Now, a human can catch this and note it, but humans are error-prone and slow. Slow means expensive and puts the kabosh on the whole hundreds per week idea. Unless the error is confirmed though, we have to treat it as ‘real’ for any kind of analysis (otherwise we’re cheating). We can manually confirm these errors, but that’s even slower and more expensive.
What profit a Mad Biologist who gains cheap sequence only to have to pay tons of money on the back end? (I think that’s in the Bible somewhere).

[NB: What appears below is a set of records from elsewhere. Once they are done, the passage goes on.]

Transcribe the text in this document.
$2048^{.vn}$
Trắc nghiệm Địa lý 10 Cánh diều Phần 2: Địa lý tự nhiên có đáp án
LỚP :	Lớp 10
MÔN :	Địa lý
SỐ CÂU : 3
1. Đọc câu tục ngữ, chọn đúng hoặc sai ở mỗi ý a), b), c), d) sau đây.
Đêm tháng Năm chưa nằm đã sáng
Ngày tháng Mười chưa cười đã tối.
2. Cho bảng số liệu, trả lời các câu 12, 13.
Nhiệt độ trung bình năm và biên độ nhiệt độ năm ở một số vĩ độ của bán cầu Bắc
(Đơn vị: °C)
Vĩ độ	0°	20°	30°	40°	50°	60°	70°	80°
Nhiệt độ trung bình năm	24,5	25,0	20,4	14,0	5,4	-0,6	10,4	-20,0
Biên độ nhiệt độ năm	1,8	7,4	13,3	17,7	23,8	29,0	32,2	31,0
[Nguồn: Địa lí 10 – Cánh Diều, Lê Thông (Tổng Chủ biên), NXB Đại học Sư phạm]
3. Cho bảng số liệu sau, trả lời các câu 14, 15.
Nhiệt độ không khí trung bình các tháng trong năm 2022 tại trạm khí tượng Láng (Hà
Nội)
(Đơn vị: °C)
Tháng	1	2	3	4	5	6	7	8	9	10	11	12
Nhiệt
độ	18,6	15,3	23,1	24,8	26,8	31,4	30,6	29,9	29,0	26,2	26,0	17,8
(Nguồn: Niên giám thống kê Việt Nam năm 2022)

Now, Oxford Nanopore claims that, by the time the sequencers ship, they’ll have fixed this. If they do, this technology is a breakthrough. If not, it still has utility, in that we can use it to stitch contigs together, but then it’s a companion technology, not the
droids breakthrough we’ve been looking for. When research groups put Nanopore through its paces, then we’ll see if it lives up to the promise (or hype, if you prefer).
Hopefully, it will.
*Since I don’t work on human genomes which are about ~1000 times larger than bacterial ones, the actual sequencing costs are trivial. Library construction costs are the same, however, regardless of the size of the genome. I occasional joke that I’m not in the sequencing business but the library construction business, since that’s the expensive part.